Russia - gardening culture survives and now thrives



 Russia. Not a country particularly associated with gardens. Which is perhaps unfair. There is more going on here than meets the eye, and a lot of potential. There is a strong tradition of gardening in dacha (summer house) communities - see my blog post from three years ago.
 
For the last few years I have been amazed at how many Russian/Ukrainian garden and landscape people have asked to be my Facebook friend (most pass the rigorous selection process ha, ha) and so I became aware of a very widespread and interlinked web-based gardening community. I've taught in both Moscow and Kiev in the last two years, to groups of truly enthusiastic and information-hungry students. It's wonderful and actually very moving working with people who are so keen, and to be treated to really generous hospitality from organisers. It feels that there is a desire to catch up for lost time, for all those years when all you could manage was a few perennials on the side of the potato and cabbage patch, which you needed for sheer survival or at least bartering power on the black market.

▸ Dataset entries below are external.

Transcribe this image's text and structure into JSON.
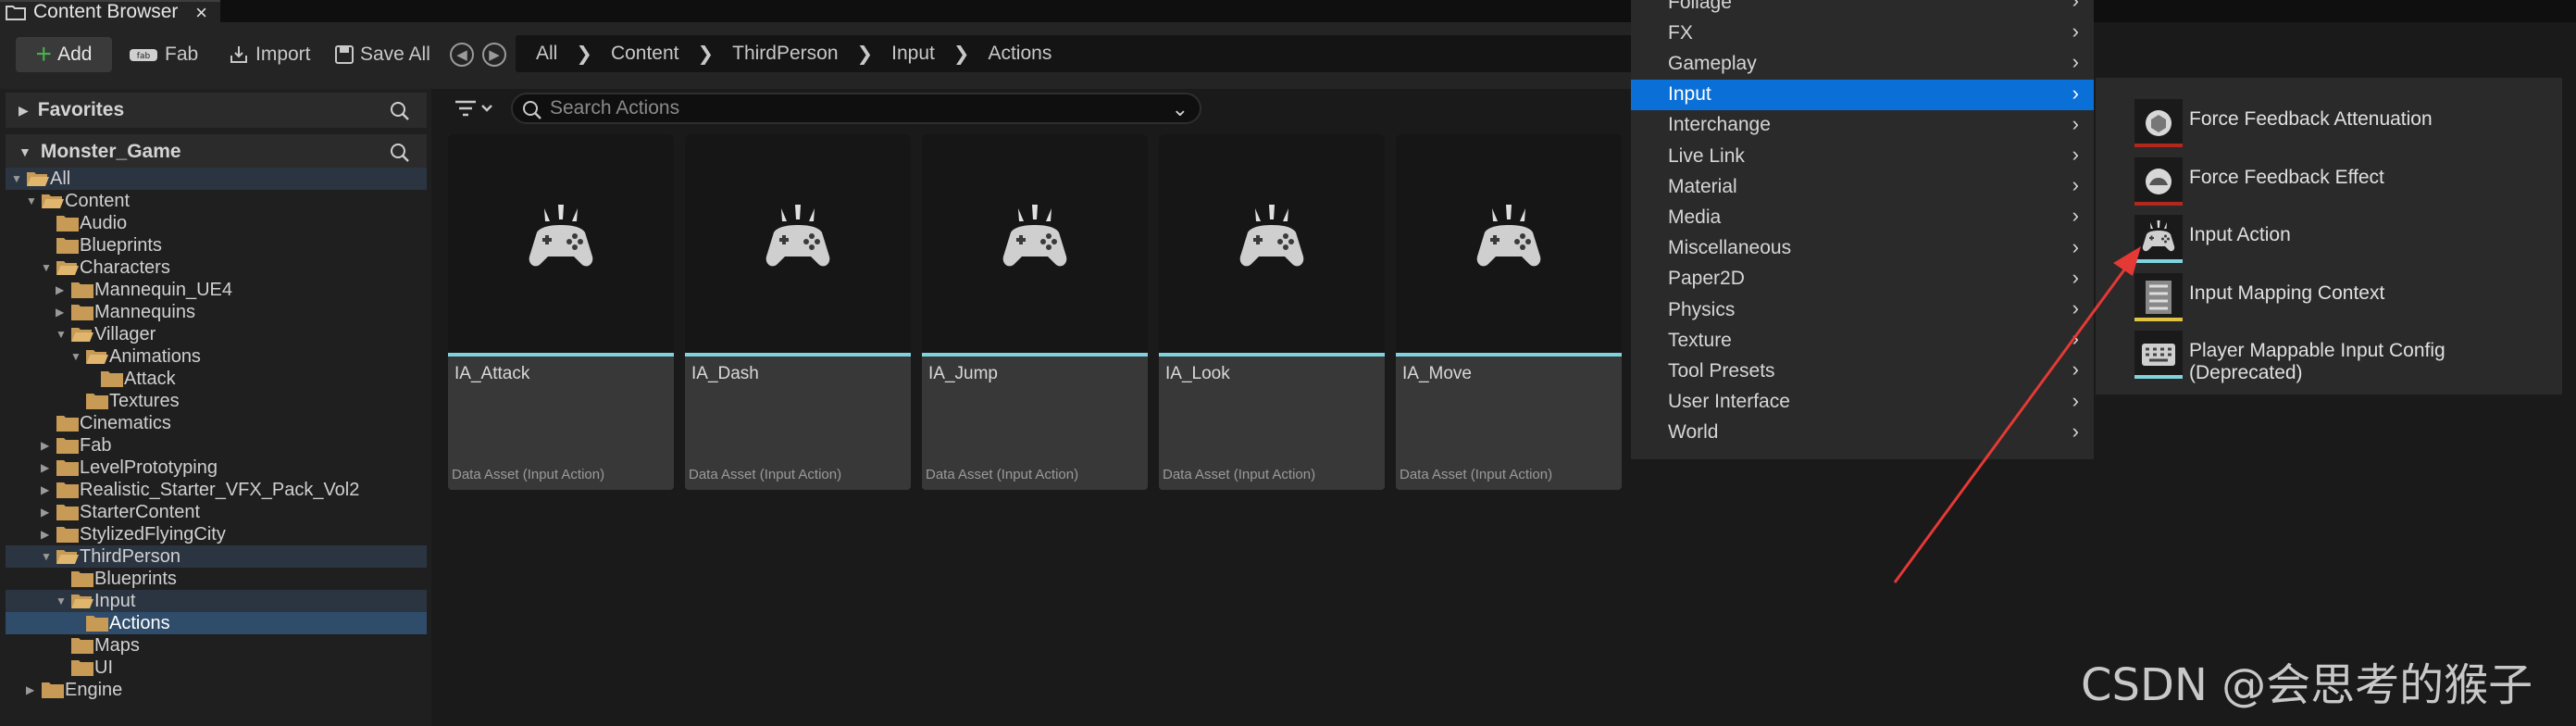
{
  "tab": {
    "title": "Content Browser",
    "close": "×"
  },
  "toolbar": {
    "add": "Add",
    "fab": "Fab",
    "import": "Import",
    "save_all": "Save All"
  },
  "breadcrumbs": [
    "All",
    "Content",
    "ThirdPerson",
    "Input",
    "Actions"
  ],
  "panels": {
    "favorites": "Favorites",
    "project": "Monster_Game"
  },
  "tree": [
    {
      "label": "All",
      "depth": 0,
      "expanded": true
    },
    {
      "label": "Content",
      "depth": 1,
      "expanded": true
    },
    {
      "label": "Audio",
      "depth": 2
    },
    {
      "label": "Blueprints",
      "depth": 2
    },
    {
      "label": "Characters",
      "depth": 2,
      "expanded": true
    },
    {
      "label": "Mannequin_UE4",
      "depth": 3,
      "collapsed": true
    },
    {
      "label": "Mannequins",
      "depth": 3,
      "collapsed": true
    },
    {
      "label": "Villager",
      "depth": 3,
      "expanded": true
    },
    {
      "label": "Animations",
      "depth": 4,
      "expanded": true
    },
    {
      "label": "Attack",
      "depth": 5
    },
    {
      "label": "Textures",
      "depth": 4
    },
    {
      "label": "Cinematics",
      "depth": 2
    },
    {
      "label": "Fab",
      "depth": 2,
      "collapsed": true
    },
    {
      "label": "LevelPrototyping",
      "depth": 2,
      "collapsed": true
    },
    {
      "label": "Realistic_Starter_VFX_Pack_Vol2",
      "depth": 2,
      "collapsed": true
    },
    {
      "label": "StarterContent",
      "depth": 2,
      "collapsed": true
    },
    {
      "label": "StylizedFlyingCity",
      "depth": 2,
      "collapsed": true
    },
    {
      "label": "ThirdPerson",
      "depth": 2,
      "expanded": true
    },
    {
      "label": "Blueprints",
      "depth": 3
    },
    {
      "label": "Input",
      "depth": 3,
      "expanded": true
    },
    {
      "label": "Actions",
      "depth": 4
    },
    {
      "label": "Maps",
      "depth": 3
    },
    {
      "label": "UI",
      "depth": 3
    },
    {
      "label": "Engine",
      "depth": 1,
      "collapsed": true
    }
  ],
  "search": {
    "placeholder": "Search Actions"
  },
  "assets": [
    {
      "name": "IA_Attack",
      "type": "Data Asset (Input Action)"
    },
    {
      "name": "IA_Dash",
      "type": "Data Asset (Input Action)"
    },
    {
      "name": "IA_Jump",
      "type": "Data Asset (Input Action)"
    },
    {
      "name": "IA_Look",
      "type": "Data Asset (Input Action)"
    },
    {
      "name": "IA_Move",
      "type": "Data Asset (Input Action)"
    }
  ],
  "menu": [
    "Foliage",
    "FX",
    "Gameplay",
    "Input",
    "Interchange",
    "Live Link",
    "Material",
    "Media",
    "Miscellaneous",
    "Paper2D",
    "Physics",
    "Texture",
    "Tool Presets",
    "User Interface",
    "World"
  ],
  "submenu": [
    {
      "label": "Force Feedback Attenuation",
      "color": "#b3271c"
    },
    {
      "label": "Force Feedback Effect",
      "color": "#b3271c"
    },
    {
      "label": "Input Action",
      "color": "#7fd3de"
    },
    {
      "label": "Input Mapping Context",
      "color": "#e0c341"
    },
    {
      "label": "Player Mappable Input Config (Deprecated)",
      "color": "#7fd3de"
    }
  ],
  "watermark": "CSDN @会思考的猴子",
  "colors": {
    "accent": "#0a70d8",
    "folder": "#c79a56",
    "selection": "#2f4d6b",
    "annotation_arrow": "#e53935"
  }
}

On this trip I was in St.Petersburg, doing some teaching with Dryadas, a garden design and maintenance company. Its designers tend to feel that many of their clients are conservative in the expectations of what they want in a garden, and often unrealistic, but that's nothing unusual! However I feel that the interest in more contemporary gardens appears to be so strong amongst the design community that new ideas will inevitably get taken up. Contemporary and naturalistic planting is certainly making an impact in public spaces in Moscow, with the work of Anna Andreyeva. Meanwhile, my friend Annie Guilfoyle has come back from judging the Moscow Flower Show (or rather a Moscow flower show, as there is more than one) where she was very impressed with the quality of what she was looking at.


What fascinated me on this trip was a visit to St.Petersburg Botanical Gardens where my hosts from Dryadas took me on my day off. Unlike those of Kiev and Moscow which have had new funding, this one hasn't and is entirely funded from entrance fees. The greenhouses, some dating back to the early 20th century were in a very bad state of repair but the plants were maintained to an incredibly high standard with what is clearly a huge level of staff commitment, and sometimes better collections on display than at Kew quite honestly. Indeed there is here in St. Petersburg there is one of best collections of tropical ferns in the world. The passion of the staff was somehow almost palpable, I spent a lot of time poking around odd corners and photographing their work stations. The sheer number of species squeezed in is extraordinary. So many plant species packed in, to a level I have never seen anywhere else. Unlike most botanical gardens which feel very institutional this felt completly driven by the staff. According to my Dryadas friends there is no state money and the whole place is self-supporting. Staff earn peanuts. I felt very moved by it all.



Our guide pointed out to us the plants which had survived during “The Great Patriotic War” when the city was under siege from the Nazis (and its population being kept there to suffer and starve by Stalin). They were decorated by a little strip of medal ribbon. My friend Anna Benn has since sent me a picture of the staff who kept the place going during this terrible time. It is also worth pointing out that staff at the crop genetics institute starved rather than eat the potatoes in the collection – some of which have gone on to produce modern blight-resistant cultivars. 


There are nurseries here, with some good ranges of perennials, and Dryadas are in the process of establishing their own. There is a very rich flora further out east, and I only hope that some new introductions of Russian natives get taken into cultivation and find their way westwards.